This Day in History
On Sept. 28, 1787, the Congress of the Confederation voted to send the just-completed Constitution of the United States to state legislatures for their approval.
On this date:
In 1542, Portuguese navigator Juan Rodriguez Cabrillo arrived at present-day San Diego.
In 1781, American forces in the Revolutionary War, backed by a French fleet, began their successful siege of Yorktown, Va.
In 1892, the first nighttime football game took place in Mansfield, Pennsylvania, as teams from Mansfield State Normal and Wyoming Seminary played under electric lights to a scoreless tie.
In 1920, eight members of the Chicago White Sox were indicted for allegedly throwing the 1919 World Series against the Cincinnati Reds. (All were acquitted at trial, but all eight were banned from the game for life.)
In 1928, Scottish medical researcher Alexander Fleming discovered penicillin, the first effective antibiotic.
In 1939, during World War II, Nazi Germany and the Soviet Union signed a treaty calling for the partitioning of Poland, which the two countries had invaded.
In 1964, comedian Harpo Marx, 75, died in Los Angeles.
In 1976, Muhammad Ali kept his world heavyweight boxing championship with a close 15-round decision over Ken Norton at New York’s Yankee Stadium.
In 1989, deposed Philippine President Ferdinand E. Marcos died in exile in Hawaii at age 72.
In 1991, jazz great Miles Davis died in Santa Monica, Calif., at age 65.
In 1993, first lady Hillary Rodham Clinton went to Capitol Hill to begin selling the administration’s health care plan to Congress.

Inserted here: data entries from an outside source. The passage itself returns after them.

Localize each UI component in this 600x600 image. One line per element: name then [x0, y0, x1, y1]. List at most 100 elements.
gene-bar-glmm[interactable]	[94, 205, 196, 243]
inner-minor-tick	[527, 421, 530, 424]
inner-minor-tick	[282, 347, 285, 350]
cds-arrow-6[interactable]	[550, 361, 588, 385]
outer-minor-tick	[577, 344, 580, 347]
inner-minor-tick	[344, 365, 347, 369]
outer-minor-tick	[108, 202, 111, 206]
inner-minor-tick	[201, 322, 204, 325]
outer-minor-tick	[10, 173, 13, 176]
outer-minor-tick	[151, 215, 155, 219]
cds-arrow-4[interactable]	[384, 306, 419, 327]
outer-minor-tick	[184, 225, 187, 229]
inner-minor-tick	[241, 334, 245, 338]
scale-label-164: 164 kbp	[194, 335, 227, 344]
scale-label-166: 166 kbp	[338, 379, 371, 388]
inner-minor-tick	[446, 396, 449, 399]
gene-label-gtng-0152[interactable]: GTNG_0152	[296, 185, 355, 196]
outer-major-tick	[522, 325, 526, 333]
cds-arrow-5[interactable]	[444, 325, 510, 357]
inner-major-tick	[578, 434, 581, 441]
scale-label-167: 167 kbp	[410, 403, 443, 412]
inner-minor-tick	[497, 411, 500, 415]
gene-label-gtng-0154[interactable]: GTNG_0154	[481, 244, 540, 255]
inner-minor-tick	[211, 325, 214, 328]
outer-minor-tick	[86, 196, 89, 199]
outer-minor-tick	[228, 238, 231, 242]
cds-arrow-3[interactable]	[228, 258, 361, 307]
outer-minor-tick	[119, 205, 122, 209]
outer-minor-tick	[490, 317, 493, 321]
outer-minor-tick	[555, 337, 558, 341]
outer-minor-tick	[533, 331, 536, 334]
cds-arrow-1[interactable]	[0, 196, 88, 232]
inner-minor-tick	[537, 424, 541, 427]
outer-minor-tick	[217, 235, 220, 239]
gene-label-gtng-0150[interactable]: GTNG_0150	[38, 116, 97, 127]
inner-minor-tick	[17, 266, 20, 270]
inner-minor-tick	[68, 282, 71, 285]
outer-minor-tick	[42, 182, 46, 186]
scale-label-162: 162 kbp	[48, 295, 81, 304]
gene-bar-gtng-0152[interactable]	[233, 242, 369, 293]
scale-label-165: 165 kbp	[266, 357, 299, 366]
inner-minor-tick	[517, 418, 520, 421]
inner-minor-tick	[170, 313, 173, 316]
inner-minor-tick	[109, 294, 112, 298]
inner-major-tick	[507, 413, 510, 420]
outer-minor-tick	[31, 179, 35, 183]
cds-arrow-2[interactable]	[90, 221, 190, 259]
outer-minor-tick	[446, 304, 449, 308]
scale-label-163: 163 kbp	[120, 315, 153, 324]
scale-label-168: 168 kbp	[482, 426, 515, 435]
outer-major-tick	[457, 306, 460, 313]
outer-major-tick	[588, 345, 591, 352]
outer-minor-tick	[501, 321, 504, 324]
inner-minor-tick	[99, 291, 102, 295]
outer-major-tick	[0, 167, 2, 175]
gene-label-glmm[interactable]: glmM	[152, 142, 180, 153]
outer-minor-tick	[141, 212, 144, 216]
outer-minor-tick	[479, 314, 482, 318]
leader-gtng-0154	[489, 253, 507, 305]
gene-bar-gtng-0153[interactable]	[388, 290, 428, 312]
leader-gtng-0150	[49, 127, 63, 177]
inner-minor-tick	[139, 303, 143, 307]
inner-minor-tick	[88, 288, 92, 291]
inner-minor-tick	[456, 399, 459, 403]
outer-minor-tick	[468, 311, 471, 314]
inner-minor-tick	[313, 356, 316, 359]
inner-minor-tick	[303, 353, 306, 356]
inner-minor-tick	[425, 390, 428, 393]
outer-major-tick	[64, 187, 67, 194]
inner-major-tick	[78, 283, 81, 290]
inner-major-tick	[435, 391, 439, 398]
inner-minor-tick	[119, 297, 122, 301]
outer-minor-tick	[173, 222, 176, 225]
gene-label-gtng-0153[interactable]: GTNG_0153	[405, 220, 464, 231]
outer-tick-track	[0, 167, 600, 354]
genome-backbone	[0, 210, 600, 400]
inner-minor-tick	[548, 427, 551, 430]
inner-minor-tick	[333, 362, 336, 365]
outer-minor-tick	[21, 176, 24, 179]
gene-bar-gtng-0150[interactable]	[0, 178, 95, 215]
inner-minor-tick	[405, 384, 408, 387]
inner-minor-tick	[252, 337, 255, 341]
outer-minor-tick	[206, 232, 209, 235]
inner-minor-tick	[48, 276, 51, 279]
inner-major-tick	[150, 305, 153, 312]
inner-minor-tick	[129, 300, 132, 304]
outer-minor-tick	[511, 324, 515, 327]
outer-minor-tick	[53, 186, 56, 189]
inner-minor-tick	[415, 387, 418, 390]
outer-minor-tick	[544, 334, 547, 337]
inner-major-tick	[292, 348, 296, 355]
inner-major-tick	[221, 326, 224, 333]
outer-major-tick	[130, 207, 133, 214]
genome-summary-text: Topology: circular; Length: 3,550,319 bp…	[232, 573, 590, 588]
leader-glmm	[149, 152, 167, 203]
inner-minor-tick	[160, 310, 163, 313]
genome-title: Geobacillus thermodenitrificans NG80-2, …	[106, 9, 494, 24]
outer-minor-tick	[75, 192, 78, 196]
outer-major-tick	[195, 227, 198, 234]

In 1995, Israeli Prime Minister Yitzhak Rabin and PLO chairman Yasser Arafat signed an accord at the White House ending Israel’s military occupation of West Bank cities and laying the foundation for a Palestinian state. Ten years ago: President George W. Bush urged Congress to pass a $700 billion rescue plan for beleaguered financial companies, saying in a written statement, “Without this rescue plan, the costs to the American economy could be disastrous.”